Gerade bei älteren Menschen könnte darin ein interessanter Ansatz liegen. Denn Mobilitätsassistenz bedeutet dann nicht einfach nur, mehr Kraft zur Verfügung zu stellen. Das System soll vielmehr verstehen, wie jemand tatsächlich geht, und die Unterstützung daran anpassen.
Natürlich bleibt nach einem kurzen Messetest offen, wie natürlich sich das Exoskelett nach mehreren Stunden anfühlt, wie gut der Algorithmus unterschiedliche Alltagssituationen erkennt und wie groß der tatsächliche Nutzen für Menschen mit eingeschränkter Mobilität ist.
Passend zum Thema: Linhs Erfahrungsbericht zum Hypershell X Ultra S – ein konkurrierendes Exoskelett
Nach meinem ersten Exoskelett-Test verstehe ich jedenfalls besser, warum diese Geräte auf der IFA plötzlich an so vielen Stellen auftauchen. Der erste Eindruck war trotzdem überraschend deutlich: Besonders beim Treppensteigen spürt man unmittelbar, dass das System nicht einfach nur am Körper hängt, sondern versucht, die eigene Bewegung zu verstehen und im richtigen Moment zu unterstützen.

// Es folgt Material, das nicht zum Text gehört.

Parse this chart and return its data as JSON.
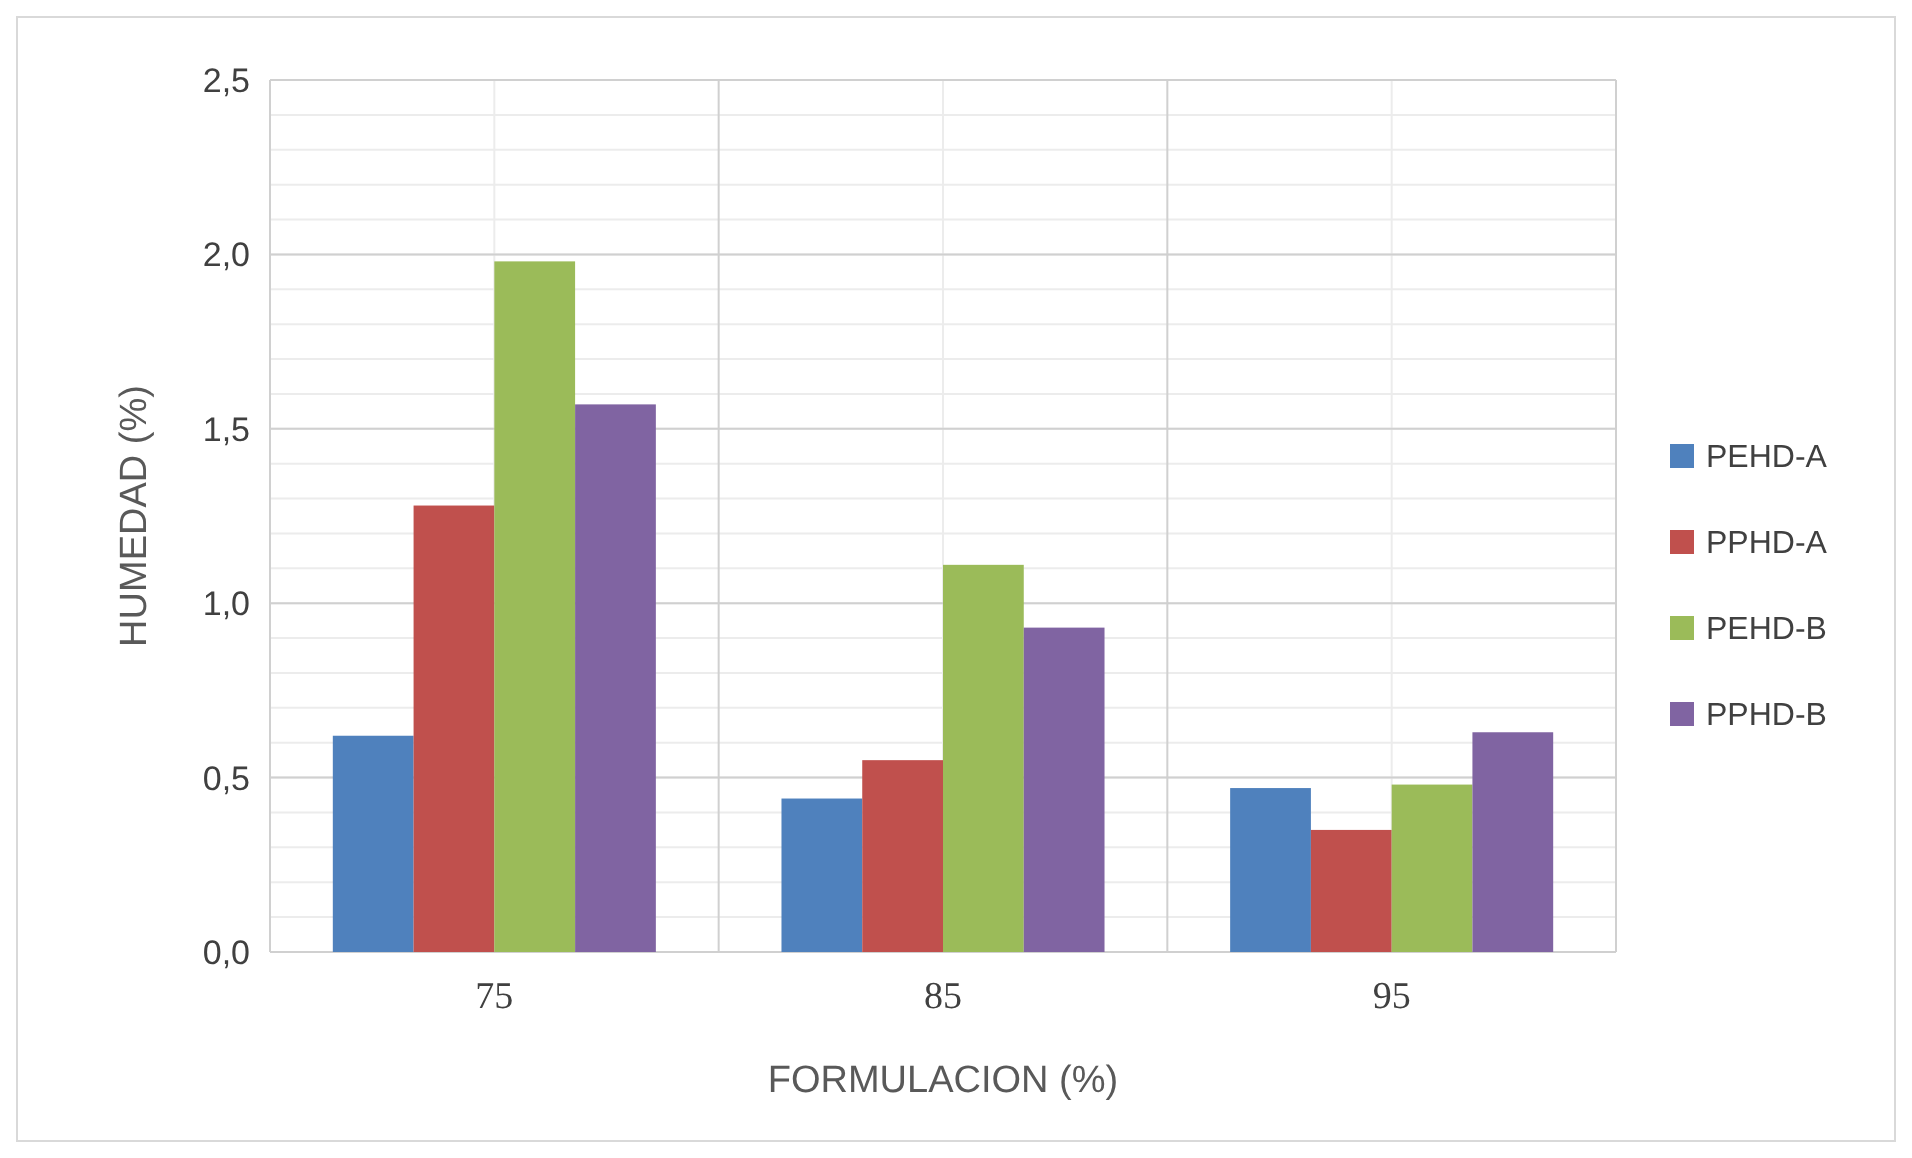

Genau dadurch wirkt das AlpWalk weniger wie ein klassisches Exoskelett und mehr wie ein persönlicher Mobilitätsassistent, den man sich um die Hüfte schnallt. Ob ich das AlpWalk nach mehreren Stunden noch genauso angenehm finden würde, kann ein kurzer Messetest nicht beantworten, aber mein erstes Mal im Exoskelett hat mir ziemlich deutlich gezeigt, welches Potenzial in dieser Produktkategorie steckt.